Storia e Globalizzazione
Per un'Educazione e una Politica alternative

di Gennaro Tedesco

 

Nel processo mondiale di omogeneizzazione (non solo economica, non poco interessata e coinvolta è l’Educazione e, direi, particolarmente in Italia. Senza entrare nel merito di quella che si configurerebbe come una immensa e complessa questione, semplicemente ci preme sottolineare come, nel bene e nel male, il nostro sistema educativo, prima dei numerosi e impetuosi cicli “riformistici” volti alla sua “occidentalizzazione”, leggi globalizzazione, si esprimesse in modi e forme originali che lo rendevano, se non alternativo, almeno significativamente “diverso” rispetto agli altri sistemi educativi.

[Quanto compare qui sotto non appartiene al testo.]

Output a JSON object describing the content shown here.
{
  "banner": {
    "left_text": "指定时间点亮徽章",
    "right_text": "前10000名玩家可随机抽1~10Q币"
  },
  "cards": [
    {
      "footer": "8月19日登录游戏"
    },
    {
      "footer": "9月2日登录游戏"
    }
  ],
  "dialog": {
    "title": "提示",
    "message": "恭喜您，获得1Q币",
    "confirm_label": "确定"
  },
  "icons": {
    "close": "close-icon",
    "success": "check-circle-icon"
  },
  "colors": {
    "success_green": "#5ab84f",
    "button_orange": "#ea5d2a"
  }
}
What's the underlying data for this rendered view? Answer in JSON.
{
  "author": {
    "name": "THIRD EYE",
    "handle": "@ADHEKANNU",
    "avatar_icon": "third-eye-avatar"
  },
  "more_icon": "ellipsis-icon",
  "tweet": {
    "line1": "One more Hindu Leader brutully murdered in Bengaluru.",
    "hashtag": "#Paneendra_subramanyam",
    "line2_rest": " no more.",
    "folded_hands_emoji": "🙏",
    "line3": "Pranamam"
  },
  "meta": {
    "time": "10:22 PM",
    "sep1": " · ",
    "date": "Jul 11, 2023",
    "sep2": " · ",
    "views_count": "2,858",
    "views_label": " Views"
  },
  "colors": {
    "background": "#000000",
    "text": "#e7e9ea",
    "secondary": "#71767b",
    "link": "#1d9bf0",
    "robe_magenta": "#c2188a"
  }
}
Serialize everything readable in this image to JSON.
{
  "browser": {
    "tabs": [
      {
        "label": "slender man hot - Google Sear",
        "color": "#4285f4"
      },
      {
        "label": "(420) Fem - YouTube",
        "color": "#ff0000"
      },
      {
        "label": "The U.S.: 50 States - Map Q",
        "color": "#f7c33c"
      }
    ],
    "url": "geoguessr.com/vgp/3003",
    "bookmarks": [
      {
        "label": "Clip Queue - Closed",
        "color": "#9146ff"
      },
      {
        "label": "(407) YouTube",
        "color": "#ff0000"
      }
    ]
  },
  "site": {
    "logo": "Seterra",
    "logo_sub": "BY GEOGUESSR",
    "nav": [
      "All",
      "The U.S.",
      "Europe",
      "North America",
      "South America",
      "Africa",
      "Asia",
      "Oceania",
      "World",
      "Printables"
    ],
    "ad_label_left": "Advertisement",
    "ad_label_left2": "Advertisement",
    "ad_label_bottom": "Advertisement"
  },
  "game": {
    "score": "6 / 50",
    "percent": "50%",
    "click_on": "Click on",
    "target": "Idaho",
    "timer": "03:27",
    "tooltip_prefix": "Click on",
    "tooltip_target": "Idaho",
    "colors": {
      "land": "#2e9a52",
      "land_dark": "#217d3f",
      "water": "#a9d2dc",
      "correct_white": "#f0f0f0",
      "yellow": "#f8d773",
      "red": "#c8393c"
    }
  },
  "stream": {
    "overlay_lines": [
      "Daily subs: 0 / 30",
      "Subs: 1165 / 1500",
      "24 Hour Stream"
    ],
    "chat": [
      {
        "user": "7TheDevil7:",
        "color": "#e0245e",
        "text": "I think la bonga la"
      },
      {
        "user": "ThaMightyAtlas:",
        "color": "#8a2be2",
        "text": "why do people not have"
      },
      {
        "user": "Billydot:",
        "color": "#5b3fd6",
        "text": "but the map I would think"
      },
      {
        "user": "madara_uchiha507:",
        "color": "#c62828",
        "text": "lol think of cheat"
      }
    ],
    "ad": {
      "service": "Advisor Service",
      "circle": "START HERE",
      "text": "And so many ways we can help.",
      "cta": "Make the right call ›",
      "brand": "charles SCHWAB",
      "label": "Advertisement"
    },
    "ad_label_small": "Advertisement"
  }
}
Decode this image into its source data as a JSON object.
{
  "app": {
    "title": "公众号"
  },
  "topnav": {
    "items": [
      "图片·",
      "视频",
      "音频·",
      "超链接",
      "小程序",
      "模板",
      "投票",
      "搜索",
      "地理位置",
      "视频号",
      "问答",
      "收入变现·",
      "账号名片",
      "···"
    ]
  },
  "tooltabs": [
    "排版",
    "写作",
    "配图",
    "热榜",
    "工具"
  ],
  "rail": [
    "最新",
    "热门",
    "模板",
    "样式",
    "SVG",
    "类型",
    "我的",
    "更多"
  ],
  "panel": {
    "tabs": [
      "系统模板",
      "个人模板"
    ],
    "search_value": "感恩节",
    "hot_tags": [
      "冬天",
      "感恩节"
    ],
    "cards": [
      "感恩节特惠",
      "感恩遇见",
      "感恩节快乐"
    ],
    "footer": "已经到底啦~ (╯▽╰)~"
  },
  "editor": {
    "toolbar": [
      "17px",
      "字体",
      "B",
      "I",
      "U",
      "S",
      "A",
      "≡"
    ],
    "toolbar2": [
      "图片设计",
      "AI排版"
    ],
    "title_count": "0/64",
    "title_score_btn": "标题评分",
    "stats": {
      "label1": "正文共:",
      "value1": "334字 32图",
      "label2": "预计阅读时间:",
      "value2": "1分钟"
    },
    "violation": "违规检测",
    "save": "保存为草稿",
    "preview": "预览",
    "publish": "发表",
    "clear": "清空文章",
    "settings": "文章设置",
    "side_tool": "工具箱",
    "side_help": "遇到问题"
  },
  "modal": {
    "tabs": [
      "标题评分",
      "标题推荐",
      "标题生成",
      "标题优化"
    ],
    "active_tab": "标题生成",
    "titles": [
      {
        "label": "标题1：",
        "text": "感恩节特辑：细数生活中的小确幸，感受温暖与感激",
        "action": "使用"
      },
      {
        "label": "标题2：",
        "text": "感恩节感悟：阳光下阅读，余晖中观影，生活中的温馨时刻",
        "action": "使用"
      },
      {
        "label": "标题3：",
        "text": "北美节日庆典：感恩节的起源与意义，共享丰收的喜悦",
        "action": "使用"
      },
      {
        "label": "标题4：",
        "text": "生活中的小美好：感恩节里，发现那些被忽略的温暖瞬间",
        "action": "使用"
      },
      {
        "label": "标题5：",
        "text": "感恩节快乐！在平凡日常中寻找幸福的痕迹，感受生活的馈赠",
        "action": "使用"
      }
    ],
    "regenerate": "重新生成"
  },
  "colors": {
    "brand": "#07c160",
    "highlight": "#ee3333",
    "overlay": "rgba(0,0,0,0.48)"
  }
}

Tale diversità l’ho potuta constatare non solo attraverso la peculiare e originale organizzazione scolastica e didattica, ma anche attraverso le mie esperienze anglo-americane e australiane che ponevano in evidenza la multiversità conoscitiva e formativa dei nostri adolescenti e giovani.


Ora tutto questo sta lentamente, ma inesorabilmente scomparendo se non è già accaduto.
Non è il caso di rimpiangere il passato o di piangere sul latte versato.


Ma un esercizio immaginativo, contestativo e alternativo non solo è possibile, ma, addirittura, direi, opportuno, necessario e salutare. E’ proprio dall’immaginazione non al potere, ma contro il potere ipnotico, massificante e standardizzante della globalizzazione anche e soprattutto educativa che una Scuola moderna e allo stesso tempo originale e alternativa può sperare di ritagliarsi una propria ideale autonomia critica e proporsi all’Europa e al mondo come faro di civiltà e umanità nell’oceano della desolazione e della solitudine neocapitalistica.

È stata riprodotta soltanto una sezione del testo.